Gold finished lower last week, but showed enough resilience to consider the possibility of a little more short-covering this week. However, the fundamentals and technical are bearish so it’s hard to get excited about the upside unless the buying is strong enough to overcome $1330.80.
In the meantime, the market is struggling to stay above last year’s close at $1294.20. Last week, sellers toyed with the idea of crashing this market when they took out $1287.50 to reach a new low for the year$1284.90, but they were probably a little hesitant to do so ahead of the U.S. Non-Farm Payrolls report.
Last week, June Comex gold settled at $1295.60, down $2.90 or -0.22%.
Gold has been a tricky market to trade this year. It started out strong, driven by expectations of a change in policy to dovish by the Fed. However, the rally stopped cold on February 20 at $1356.00. A month later, traders got their wish when the Fed strongly suggested it wouldn’t raise interest rates the rest of the year. However, bullish traders reacted with a whimper and the rally stalled again at $1330.80. It’s now trading only slightly above where it closed on December 31, 2018.
It’s hard to pin the weakness on one cause.
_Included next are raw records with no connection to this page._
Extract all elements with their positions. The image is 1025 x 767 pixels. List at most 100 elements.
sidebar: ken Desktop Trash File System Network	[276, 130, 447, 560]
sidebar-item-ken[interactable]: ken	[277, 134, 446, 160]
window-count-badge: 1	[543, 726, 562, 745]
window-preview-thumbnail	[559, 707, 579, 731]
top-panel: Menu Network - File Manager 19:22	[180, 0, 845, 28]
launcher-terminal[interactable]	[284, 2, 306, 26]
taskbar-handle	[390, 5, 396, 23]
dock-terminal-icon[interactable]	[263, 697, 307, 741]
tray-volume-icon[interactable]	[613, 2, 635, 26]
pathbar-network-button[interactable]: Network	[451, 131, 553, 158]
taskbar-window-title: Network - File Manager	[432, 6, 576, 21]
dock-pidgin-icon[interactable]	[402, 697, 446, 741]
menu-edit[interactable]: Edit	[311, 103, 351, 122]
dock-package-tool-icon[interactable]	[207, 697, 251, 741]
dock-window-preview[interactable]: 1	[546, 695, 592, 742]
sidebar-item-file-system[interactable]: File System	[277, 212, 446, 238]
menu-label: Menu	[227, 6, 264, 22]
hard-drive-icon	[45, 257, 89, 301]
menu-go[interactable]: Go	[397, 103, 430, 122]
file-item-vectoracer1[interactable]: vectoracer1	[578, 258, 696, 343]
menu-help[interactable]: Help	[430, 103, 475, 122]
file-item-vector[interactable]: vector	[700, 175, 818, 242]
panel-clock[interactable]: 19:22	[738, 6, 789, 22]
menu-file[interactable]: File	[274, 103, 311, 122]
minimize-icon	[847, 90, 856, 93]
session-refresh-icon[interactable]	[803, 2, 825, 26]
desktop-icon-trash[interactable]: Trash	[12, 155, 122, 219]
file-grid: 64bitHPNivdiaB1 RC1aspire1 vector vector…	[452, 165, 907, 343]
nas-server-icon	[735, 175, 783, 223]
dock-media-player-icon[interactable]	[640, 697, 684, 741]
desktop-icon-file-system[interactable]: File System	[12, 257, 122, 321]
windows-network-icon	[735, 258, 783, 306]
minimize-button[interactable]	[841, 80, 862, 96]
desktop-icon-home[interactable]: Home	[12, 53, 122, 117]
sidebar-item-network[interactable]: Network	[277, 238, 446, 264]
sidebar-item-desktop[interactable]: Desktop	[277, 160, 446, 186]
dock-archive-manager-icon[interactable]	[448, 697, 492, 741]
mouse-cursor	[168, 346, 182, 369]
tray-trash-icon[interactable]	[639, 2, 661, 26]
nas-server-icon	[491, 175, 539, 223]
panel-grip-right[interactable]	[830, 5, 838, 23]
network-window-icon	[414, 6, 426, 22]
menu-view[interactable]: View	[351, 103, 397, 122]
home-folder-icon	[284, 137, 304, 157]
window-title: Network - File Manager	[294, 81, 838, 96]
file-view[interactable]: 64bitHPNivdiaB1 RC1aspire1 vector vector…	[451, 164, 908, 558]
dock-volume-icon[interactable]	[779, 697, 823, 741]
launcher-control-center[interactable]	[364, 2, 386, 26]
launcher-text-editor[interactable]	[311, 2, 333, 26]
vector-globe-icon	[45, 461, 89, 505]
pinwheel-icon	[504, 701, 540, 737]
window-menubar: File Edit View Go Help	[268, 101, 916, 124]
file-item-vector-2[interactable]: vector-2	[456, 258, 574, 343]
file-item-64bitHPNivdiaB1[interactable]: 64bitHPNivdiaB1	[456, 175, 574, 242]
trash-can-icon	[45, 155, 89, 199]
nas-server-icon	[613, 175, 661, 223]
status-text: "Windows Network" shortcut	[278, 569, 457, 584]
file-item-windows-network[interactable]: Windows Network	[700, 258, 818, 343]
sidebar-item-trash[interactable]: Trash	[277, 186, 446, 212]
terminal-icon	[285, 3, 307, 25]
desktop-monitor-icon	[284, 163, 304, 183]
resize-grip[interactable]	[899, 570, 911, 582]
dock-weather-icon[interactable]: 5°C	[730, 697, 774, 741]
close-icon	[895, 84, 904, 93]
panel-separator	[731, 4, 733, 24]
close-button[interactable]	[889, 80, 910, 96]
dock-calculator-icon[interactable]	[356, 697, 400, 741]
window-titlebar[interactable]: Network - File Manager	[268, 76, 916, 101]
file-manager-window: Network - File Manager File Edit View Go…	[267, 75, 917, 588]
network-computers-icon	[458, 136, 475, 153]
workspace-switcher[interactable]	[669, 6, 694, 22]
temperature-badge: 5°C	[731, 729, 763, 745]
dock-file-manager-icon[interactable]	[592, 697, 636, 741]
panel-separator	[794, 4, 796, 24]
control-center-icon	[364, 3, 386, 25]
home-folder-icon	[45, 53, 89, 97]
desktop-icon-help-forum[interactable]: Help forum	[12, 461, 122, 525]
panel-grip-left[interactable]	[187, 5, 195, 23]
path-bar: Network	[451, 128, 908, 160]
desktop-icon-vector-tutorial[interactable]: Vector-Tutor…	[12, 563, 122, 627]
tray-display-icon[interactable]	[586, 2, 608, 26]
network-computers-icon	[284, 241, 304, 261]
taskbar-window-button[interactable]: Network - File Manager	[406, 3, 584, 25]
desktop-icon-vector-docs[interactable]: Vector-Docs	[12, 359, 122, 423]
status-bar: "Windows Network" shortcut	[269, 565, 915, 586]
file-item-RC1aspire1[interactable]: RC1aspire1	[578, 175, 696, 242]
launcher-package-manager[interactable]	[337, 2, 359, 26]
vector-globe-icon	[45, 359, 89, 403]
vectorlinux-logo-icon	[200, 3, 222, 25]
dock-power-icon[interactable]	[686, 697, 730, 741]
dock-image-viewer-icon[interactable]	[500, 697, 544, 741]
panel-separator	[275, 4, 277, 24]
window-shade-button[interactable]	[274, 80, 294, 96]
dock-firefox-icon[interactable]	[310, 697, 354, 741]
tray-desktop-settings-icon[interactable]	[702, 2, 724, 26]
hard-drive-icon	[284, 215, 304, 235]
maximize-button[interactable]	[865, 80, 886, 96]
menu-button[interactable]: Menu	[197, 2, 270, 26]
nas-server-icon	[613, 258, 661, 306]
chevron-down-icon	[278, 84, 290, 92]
Gold traders have had to deal with the Brexit deadline, President Trump walking away from nuclear talks with North Korea, the on-going U.S.-China trade dispute and the threat of additional tariffs, and a steep plunge in U.S. Treasury yields which caused an inverted yield curve, which signaled a potential recession later in the year.
Oh wait. All of those are potentially bullish factors if you believe in conventional wisdom that says gold is a safe-haven asset and goes up during times of geopolitical turmoil. I think the problem is, gold is not the safe-haven asset of choice anymore. That goes to the U.S. Dollar and the Japanese Yen.
Gold traders may or may not react to this week’s U.S. economic data, which includes consumer and producer inflation data, the FOMC Meeting minutes and several Fed speakers.
Additionally, gold traders may not be bothered by the direction of Treasury yields. However, they are likely to react to the direction of the U.S. Dollar and appetite for risky assets.
All we can say at this time is gold is not a leader, it is a follower. If Friday’s price action is any indication then we could see some light short- covering early in the week if yields decline as well as equity markets.
U.S. stocks are up about 10 sessions from their recent bottoms and investors are getting ready for earnings season so they have an excuse to book profits. This may be just enough to attract some buying.
However, turning lower for the year on a move under $1294.20 and taking out last week’s low at $1284.90 with conviction could drive prices another $10 to $20 lower.